В 1913 г. в письме к С. Сыромятникову М. Лодыженский писал:

«Юлию Николаевну я знаю и книгу ее непременно прочту. Меня интересуют Манихеи, как они согласовывали Зороастра с Христом, интересует как дьявольщина. Книгу я еще не покупал; рассчитываю, что Юлия Николаевна мне пришлет ее. Сама Юлия Николаевна – женщина интересная действительно, но не без гордости, и много ей придется переиспытать [?] и познать, пока гордость эта в ней не перегорит. Но перегореть она должна, ибо инстинкт к добру у нее сильный»[32].

«Наедине с собой». Неизданный дневник

Начиная с 1914 г. Юлия ведет дневник, или, точнее, тетрадь размышлений, хранящуюся в архивах ИРЛИ, которого никогда никто не цитировал. Речь идет о переплетенной тетради из 122 страниц большого формата, примерно 40 × 20 см, которую она вела до 1922 года[33]. Дневник озаглавлен «Наедине с собой», на обложке стоит имя «Юрий Николаев». В нем собраны мысли Юлии о религии и положении дел в России. Этот дневник бесценен для понимания ее эволюции к католическому монашеству, ее отношения к Православной церкви, к вопросам, что она себе задавала, к ее сомнениям. Дневник делится на главы по темам: тяга к смерти, мистика, критика современной Церкви, которая, соблазнившись рационализмом и верой в прогресс, ограничивает свои дела благотворительностью, сводит проповеди к утверждению нравственности и утратила мистический смысл.

В заглавии стоят три эпиграфа: один из «Заратустры»[34], другой («Volere aude!») перекликается с высказыванием Канта[35], а третий является цитатой из псалма XLI: «Ко мне самому душа моя смятеся…»

Юлия следует за Марком Аврелием, автором «Рассуждений о самом себе» – сочинения, переведенного заново на русский язык в 1914 г. под тем же названием «Наедине с собой»[36]: «Я живу в полном нравственном одиночестве, и античные мыслители – мои единственные близкие друзья. Ergo – почему же мне не последовать их примеру и не заняться записыванием размышлений, обращенных „к самому себе“, как некогда божественный цезарь Марк Аврелий?»[37] (с. 2). Но речь пойдет не о моральных максимах и не о житейских советах:

«Да и что может быть сказано в этом роде лучшего и высшего, чем заветы святых отцов и подвижников Церкви или сентенции Эпиктета и других великих стоиков? […] Но главное, нет у меня охоты разбираться в вопросе: как следует жить? С юных лет тревожит меня вопрос: что такое жизнь? И никакие моральные предписания не дают на него ответа. Вечная загадка жизни и смерти неотступно преследует мое сознание и увлекает за собой в такие туманные дали, где, пожалуй, идея смерти становится ближе и дороже вопроса о сущности жизни»[38].

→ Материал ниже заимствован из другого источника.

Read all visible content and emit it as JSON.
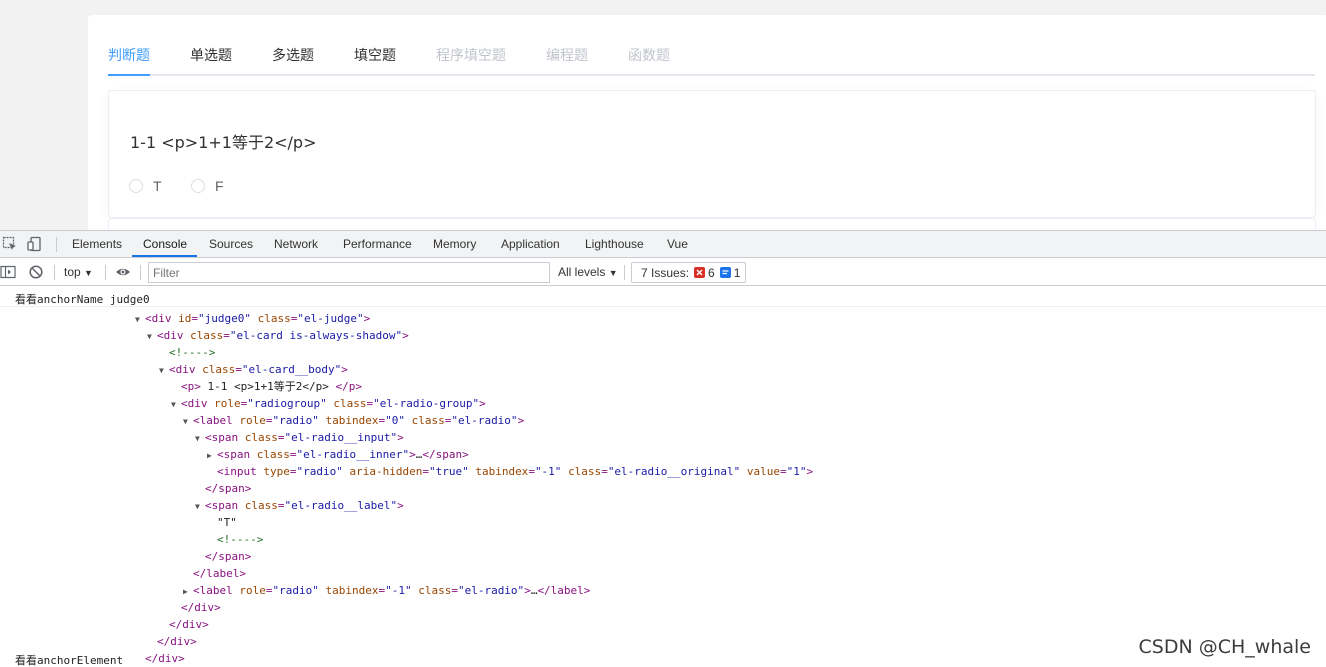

Первые страницы тетради посвящены Смерти. В главе I мы уже видели, как смерть влекла Юлию. Несомненно, мысль о самоубийстве, преследовавшая ее после самоубийства отца, находила опору в стоицизме. Сенека писал Люцилию (Письмо LXX): «В одном не вправе мы жаловаться на жизнь: она никого не держит. […] Тебе нравится жизнь? Живи! Не нравится – можешь вернуться туда, откуда пришел». Юлия пишет:

«Право на смерть – неотъемлемое право человека, и никакими софизмами нельзя оправдать отрицательное отношение к этому праву. Жизнь дана человеку без его предварительного согласия, и поэтому

право

на существование отнюдь не может превратиться в

обязательство

» (с. 8).

Она цитирует «Ангела смерти» Арсения Голенищева-Кутузова (1848–1913), которого Владимир Соловьёв называл «поэтом смерти и нирваны», но который был для Юлии как отец[39]; она приводит также латинские стихи («Immortalia ne speres, monet annus»)[40], цитирует Ницше («Der Gedanke über [an den] Selbstmord ist ein starkes Trostmittel: mit ihm kommt man gut über manche böse Nacht hinweg»)[41].

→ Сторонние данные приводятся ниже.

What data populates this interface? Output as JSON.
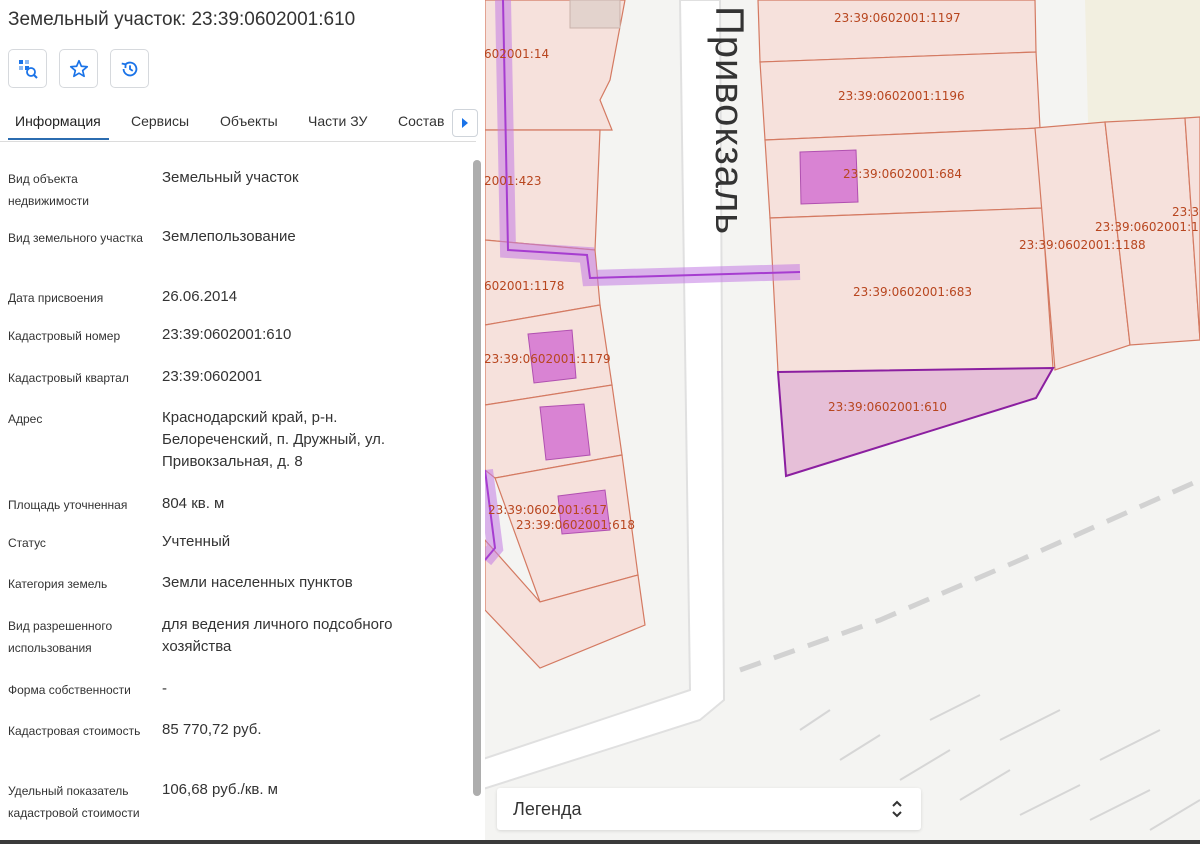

Итак, в 1914 г. Юлию преследует тяга к смерти и продолжают терзать вопросы из «Запросов мысли»: «Мы знаем, что телесная оболочка распадется […] но куда же скроется дух?» (с. 7). Вот как она обращается к Смерти:

«Загадочная красавица, куда влечешь ты меня? что сулит мне твой ласковый взор? Введешь ли меня в иной мир беспечального света и смысла, укажешь ли путь к истинной родине духа, томящегося ныне в оковах плоти, в тоске бездушной и чуждой, постылой жизни? Или в царстве твоем нет понятия о смысле и цели, нет разгадки тревожных сомнений и один лишь покой можешь ты даровать в безмолвной бездне забвения и небытия?» (с. 6).

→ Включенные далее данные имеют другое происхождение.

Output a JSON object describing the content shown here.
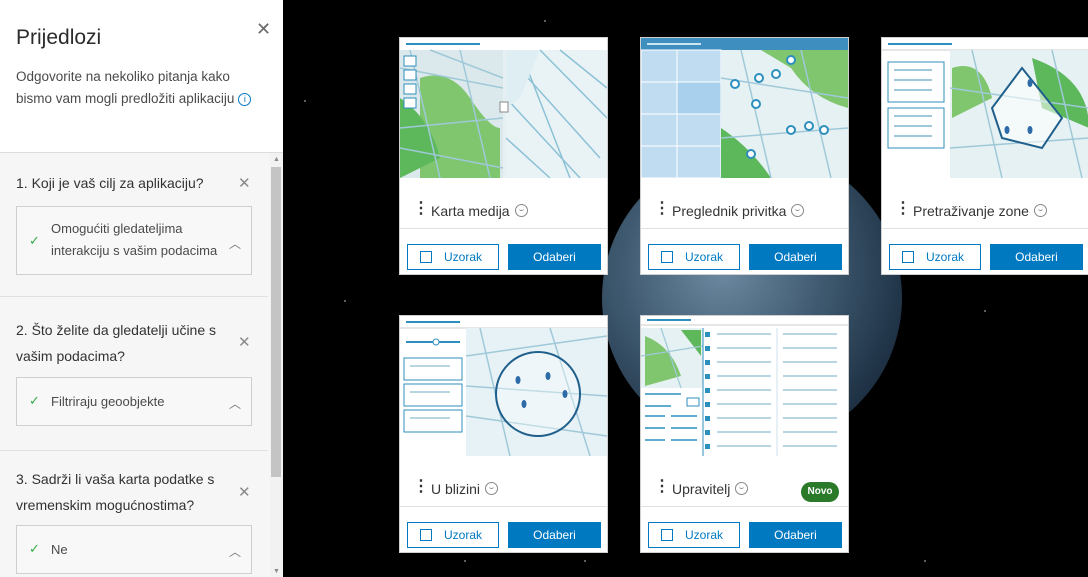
{
  "sidebar": {
    "title": "Prijedlozi",
    "description": "Odgovorite na nekoliko pitanja kako bismo vam mogli predložiti aplikaciju",
    "questions": [
      {
        "text": "1. Koji je vaš cilj za aplikaciju?",
        "answer": "Omogućiti gledateljima interakciju s vašim podacima"
      },
      {
        "text": "2. Što želite da gledatelji učine s vašim podacima?",
        "answer": "Filtriraju geoobjekte"
      },
      {
        "text": "3. Sadrži li vaša karta podatke s vremenskim mogućnostima?",
        "answer": "Ne"
      }
    ]
  },
  "cards": [
    {
      "name": "Karta medija",
      "sample_label": "Uzorak",
      "select_label": "Odaberi"
    },
    {
      "name": "Preglednik privitka",
      "sample_label": "Uzorak",
      "select_label": "Odaberi"
    },
    {
      "name": "Pretraživanje zone",
      "sample_label": "Uzorak",
      "select_label": "Odaberi"
    },
    {
      "name": "U blizini",
      "sample_label": "Uzorak",
      "select_label": "Odaberi"
    },
    {
      "name": "Upravitelj",
      "sample_label": "Uzorak",
      "select_label": "Odaberi",
      "badge": "Novo"
    }
  ],
  "colors": {
    "accent": "#0079c1",
    "check": "#35ac46",
    "badge": "#2a7a2a"
  }
}
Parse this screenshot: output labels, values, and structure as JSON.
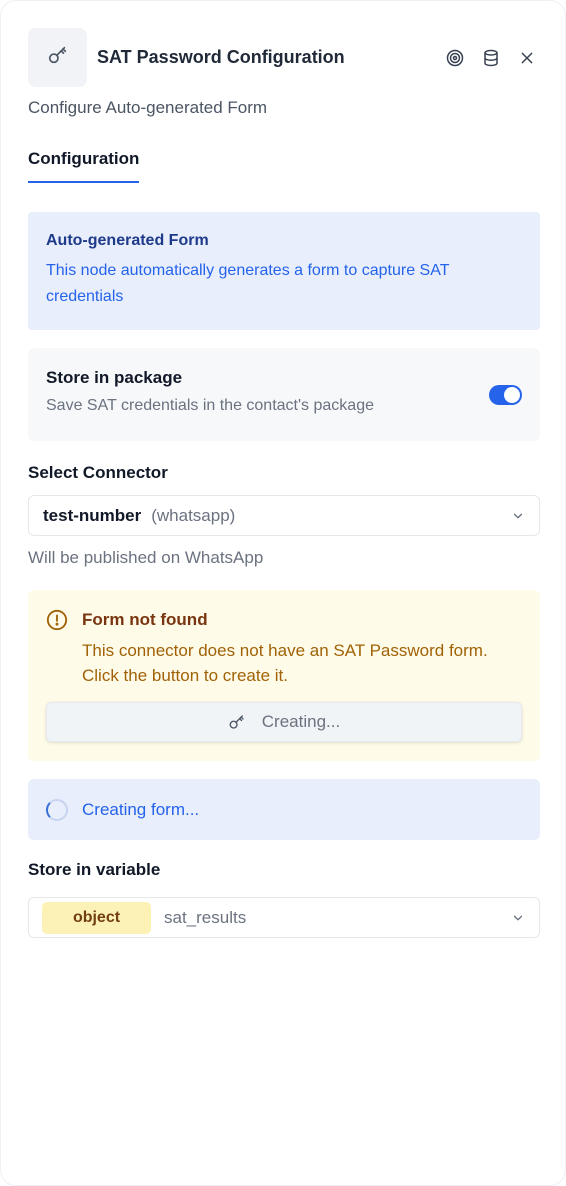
{
  "header": {
    "title": "SAT Password Configuration",
    "node_icon": "key-icon",
    "actions": [
      "target-icon",
      "database-icon",
      "close-icon"
    ]
  },
  "subtitle": "Configure Auto-generated Form",
  "tabs": [
    {
      "label": "Configuration",
      "active": true
    }
  ],
  "info": {
    "title": "Auto-generated Form",
    "text": "This node automatically generates a form to capture SAT credentials"
  },
  "store_package": {
    "label": "Store in package",
    "description": "Save SAT credentials in the contact's package",
    "enabled": true
  },
  "connector": {
    "label": "Select Connector",
    "value": "test-number",
    "channel": "(whatsapp)",
    "hint": "Will be published on WhatsApp"
  },
  "warning": {
    "title": "Form not found",
    "text": "This connector does not have an SAT Password form. Click the button to create it.",
    "button_label": "Creating..."
  },
  "progress": {
    "text": "Creating form..."
  },
  "variable": {
    "label": "Store in variable",
    "type": "object",
    "name": "sat_results"
  },
  "colors": {
    "accent": "#2563eb",
    "info_bg": "#e8eefb",
    "warning_bg": "#fefbe8",
    "chip_bg": "#fdf2b6"
  }
}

А в четвертой главе появляется:

«Христианский Бог, Всевидящий и милосердный, „тако возлюбивший мир, яко и Сына Своего Единородного дал миру“. […] Как рвется душа к Нему! Как мучительно хотелось бы верить в Него без тени сомнения, без всякого колебания в уверенности своего религиозного порыва! Как хотелось бы заглушить навсегда голос разума, лукаво нашептывающего о непримиримых противоречиях в понятии о Всеблагом и Всемогущем Творце, создавшем несовершенный мир с его неустранимым злом! […] Но даже в часы унылого сомнения […] как близок и дорог истосковавшемуся духу весь чудный мир христианской мистики, христианской обрядности, с ее дивною символикой!» (с. 9).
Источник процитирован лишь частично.